Tarino argued that when a country’s tax regime is not clear, it is hard to attract firms with sufficient expertise and capital into the oil and gas sector, or gain maximally from it.

Priva Clemence, an energy expert in Tanzania’s Ministry of Energy and Minerals, called for strong regulatory controls in petroleum infrastructure development to ensure economic sustainability.

"One of the fundamental requirements for realising the economic benefits from the oil and gas industry is availability and access to infrastructure.
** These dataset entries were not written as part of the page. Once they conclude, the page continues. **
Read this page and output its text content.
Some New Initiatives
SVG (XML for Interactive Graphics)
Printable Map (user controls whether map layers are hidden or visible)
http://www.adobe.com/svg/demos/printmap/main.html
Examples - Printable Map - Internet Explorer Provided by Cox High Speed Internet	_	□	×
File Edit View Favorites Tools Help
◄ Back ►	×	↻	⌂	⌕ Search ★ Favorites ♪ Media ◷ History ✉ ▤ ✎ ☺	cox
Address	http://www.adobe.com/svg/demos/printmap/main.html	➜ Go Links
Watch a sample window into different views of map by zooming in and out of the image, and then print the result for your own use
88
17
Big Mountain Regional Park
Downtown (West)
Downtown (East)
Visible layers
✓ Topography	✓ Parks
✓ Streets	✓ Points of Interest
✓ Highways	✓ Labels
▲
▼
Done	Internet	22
The development of such infrastructure should be guided by clear and strong laws to ensure both investors and governments benefit from the investment,” Clemence said.

According to Ernest Rubondo, the acting director in Uganda’s directorate of petroleum, there is need to, not only look at oil production, but also value-addition, to be able to meet the growing consumption of petroleum products in the region.

The region consumes over 250,000 barrels of oil per day, according to recent data.

This demand is expected to more than double in the next five years, hence the need for clear laws to spur the sector’s growth.

Evoda Imena, Rwanda’s State Minister for Mining, said Rwanda is working on a sector-friendly legal framework, which will also look into tax issues, to attract more investments into the oil and gas industry exploration and development activities.

He revealed that government is currently evaluating applications for exploration licences from international companies that have expressed interest in the country’s oil and gas industry.

The EAC bloc is on the verge of becoming an oil producer after huge amounts of oil and gas have been confirmed in Tanzania, Uganda and Kenya.

Uganda is moving into the production phase, while Tanzania has already started gas production and Kenya is expected to start within the next three years.